Jilted John and others, it is quite obvious to anyone with IQ greater than their shoe size - even in inflated 'EU ' values!! - that the Government, however inept, incompetetnt, mendacious as this one, does not control the crime rate. Crime is committed by tossers who think they can get one over on the rest of us. They don't spend a lot of time considering the parlous position of the hapless and hopeless Home Secretary before making ofs with your iPod or sat-nav, doing unspeakable things to your under-age daugher or murdering someone who barged in front of them in the bus queue. Parliament, in ts infinite wisdom, has decreed that many of these criminals should, on conviction, serve a prision term. Get over it. At present rates, the number of criminals sentenced to prision seems to be outstrripping theavailability of prison places. Ergo, and its not really very difficult, even for a time-serving politician feeding from the public trough, we need more prison places. Now, who really has a problem with that?

Trumpeter Lanfried said...

Margaret on the guillotine [7.35 PM] So you don't care for the two-up-two-down chap from a Dorking suburb eating his roast beef and horseradish, washing the car on a Sunday afternoon, smoking his pipe and reading the Daily Mail?

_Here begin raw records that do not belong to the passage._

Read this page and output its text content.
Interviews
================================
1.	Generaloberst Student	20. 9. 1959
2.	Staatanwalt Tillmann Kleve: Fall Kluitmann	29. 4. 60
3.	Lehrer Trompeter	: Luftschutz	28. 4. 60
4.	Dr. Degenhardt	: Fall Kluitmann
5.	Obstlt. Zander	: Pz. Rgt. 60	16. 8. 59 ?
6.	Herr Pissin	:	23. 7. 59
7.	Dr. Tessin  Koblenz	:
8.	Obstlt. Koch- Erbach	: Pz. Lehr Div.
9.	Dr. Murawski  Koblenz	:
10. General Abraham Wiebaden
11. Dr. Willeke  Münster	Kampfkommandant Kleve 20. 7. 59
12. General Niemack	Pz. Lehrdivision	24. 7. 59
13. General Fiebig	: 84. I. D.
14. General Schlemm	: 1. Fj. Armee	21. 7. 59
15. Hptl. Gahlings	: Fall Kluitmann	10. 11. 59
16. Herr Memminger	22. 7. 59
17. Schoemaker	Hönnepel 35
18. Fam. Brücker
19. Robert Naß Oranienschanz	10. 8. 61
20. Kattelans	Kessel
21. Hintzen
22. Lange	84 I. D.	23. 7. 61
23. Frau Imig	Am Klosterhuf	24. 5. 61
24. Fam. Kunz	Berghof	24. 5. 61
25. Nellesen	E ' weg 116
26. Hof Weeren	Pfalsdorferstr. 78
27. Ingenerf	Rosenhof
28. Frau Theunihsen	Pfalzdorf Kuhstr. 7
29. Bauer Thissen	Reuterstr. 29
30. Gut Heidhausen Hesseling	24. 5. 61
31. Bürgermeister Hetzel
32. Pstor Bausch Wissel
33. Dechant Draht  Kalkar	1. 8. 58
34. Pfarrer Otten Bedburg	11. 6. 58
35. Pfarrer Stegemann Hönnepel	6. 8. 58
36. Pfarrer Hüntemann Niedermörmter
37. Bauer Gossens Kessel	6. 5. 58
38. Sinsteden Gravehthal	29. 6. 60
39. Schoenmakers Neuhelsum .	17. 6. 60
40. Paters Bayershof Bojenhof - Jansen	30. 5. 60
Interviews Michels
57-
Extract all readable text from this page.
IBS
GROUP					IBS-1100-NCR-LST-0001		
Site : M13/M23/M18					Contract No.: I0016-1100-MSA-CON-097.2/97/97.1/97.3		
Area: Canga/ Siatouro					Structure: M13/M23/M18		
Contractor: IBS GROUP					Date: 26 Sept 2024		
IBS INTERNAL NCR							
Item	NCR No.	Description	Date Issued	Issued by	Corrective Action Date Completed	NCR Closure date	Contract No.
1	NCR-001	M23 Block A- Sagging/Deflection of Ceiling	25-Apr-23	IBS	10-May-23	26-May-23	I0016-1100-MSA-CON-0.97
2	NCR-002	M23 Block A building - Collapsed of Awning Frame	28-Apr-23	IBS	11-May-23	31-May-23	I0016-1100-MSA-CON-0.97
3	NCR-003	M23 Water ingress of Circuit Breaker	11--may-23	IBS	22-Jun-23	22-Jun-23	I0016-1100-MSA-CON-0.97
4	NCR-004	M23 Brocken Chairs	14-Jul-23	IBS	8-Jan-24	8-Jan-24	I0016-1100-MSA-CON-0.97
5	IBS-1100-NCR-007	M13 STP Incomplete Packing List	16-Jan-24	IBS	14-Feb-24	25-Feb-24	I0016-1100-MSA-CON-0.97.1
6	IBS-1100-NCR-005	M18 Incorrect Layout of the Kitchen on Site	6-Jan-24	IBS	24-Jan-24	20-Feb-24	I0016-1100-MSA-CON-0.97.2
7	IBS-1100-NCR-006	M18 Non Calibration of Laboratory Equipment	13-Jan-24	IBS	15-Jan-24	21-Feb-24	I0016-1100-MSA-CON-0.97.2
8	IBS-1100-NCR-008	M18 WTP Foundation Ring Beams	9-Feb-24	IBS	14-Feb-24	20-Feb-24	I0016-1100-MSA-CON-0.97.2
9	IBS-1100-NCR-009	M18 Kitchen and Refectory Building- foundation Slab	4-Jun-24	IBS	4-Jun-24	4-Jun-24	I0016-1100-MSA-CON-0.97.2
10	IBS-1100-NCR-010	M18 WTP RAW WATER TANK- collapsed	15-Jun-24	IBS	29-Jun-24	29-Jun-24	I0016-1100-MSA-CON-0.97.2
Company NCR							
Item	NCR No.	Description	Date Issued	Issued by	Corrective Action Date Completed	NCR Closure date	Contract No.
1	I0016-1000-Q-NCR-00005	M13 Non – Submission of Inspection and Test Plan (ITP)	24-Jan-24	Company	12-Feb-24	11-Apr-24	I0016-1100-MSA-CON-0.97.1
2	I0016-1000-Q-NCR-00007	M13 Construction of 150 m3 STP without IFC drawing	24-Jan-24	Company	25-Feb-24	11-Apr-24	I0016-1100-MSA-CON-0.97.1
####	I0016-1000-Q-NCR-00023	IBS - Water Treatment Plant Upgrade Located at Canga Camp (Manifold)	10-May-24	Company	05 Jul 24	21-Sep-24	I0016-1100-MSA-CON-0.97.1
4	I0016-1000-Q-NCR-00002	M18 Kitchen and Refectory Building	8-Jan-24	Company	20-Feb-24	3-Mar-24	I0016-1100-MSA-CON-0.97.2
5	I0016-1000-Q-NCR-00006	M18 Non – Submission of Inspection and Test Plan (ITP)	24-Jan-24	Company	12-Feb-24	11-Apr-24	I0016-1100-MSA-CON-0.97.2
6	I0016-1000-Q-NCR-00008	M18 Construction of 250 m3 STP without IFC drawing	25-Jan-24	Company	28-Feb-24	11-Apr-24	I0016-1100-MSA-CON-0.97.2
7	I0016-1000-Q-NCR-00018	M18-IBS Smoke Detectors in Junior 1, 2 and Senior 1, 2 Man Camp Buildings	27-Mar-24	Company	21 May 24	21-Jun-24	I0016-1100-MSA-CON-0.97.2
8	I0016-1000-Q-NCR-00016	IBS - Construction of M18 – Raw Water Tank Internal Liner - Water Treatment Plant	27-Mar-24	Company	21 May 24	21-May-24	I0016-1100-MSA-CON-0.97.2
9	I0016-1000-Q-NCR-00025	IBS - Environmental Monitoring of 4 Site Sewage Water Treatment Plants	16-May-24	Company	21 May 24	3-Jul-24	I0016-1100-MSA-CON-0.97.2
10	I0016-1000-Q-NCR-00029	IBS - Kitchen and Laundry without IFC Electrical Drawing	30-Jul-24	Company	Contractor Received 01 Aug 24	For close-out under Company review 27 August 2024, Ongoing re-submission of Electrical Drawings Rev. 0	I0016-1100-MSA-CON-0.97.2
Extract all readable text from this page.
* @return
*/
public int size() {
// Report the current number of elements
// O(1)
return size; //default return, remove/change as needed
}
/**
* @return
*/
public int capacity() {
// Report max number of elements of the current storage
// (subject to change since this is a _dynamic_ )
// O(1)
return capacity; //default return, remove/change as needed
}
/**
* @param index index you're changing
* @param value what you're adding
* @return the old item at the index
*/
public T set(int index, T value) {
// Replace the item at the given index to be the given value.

A pity, since such men are the backbone of England and have made this country great.

Jilted John said...

Sorry, could I just remind trumpeter and others of the first part of my original post:

If he was a danger then he should not have been released, surely?

I support longer detention of those who represent a material danger to others and society and I would have to - reluctantly, because I personally rate a car thief (be they never so habitual) much lower in the hierarchy of iniquity than, say, a one-off murderer or rapist - include trumpeter's habitual car thief in that.

I don't support custodial sentencing for a lot of things though. The majority of drugs possession offences, for example.* Some 'assaults', especially where there was no ABH occasioned.

I also have seen and read a huge body of evidence that suggests very strongly indeed that imprisoning people should be used as a last resort, because locking petty criminals up with serious criminals (and giving them a criminal record that renders them much less employable) is a great way to turn them into much more serious criminals.

The crime debate is one of the worst for bringing out macho posturing and the conservatives, of whom I count myself one, are greater offenders than most in this (second only, in my opinion, to the hash we usually manage to make of the immigration debate). We should be winning it.

JJ

* (you know what? This debate could take a long time, we probably both have lots of arguments, and ultimately, we're not going to agree, so let's leave it for another time)

Trumpeter Lanfried said...

jilted john [9.53 AM] It is an interesting debate, and here's another thought.

A hundred years ago most petty offenders received a short prison sentence. Sentences of 7, 14 and 21 days (almost unknown now) were the norm. If you committed a crime, and were caught, you could expect to go to prison.

And, despite widespread poverty, there was very little crime. It was not unknown for Assize judges, on circuit, to be given white gloves, meaning they had NO cases to try. Can you imagine that happening today?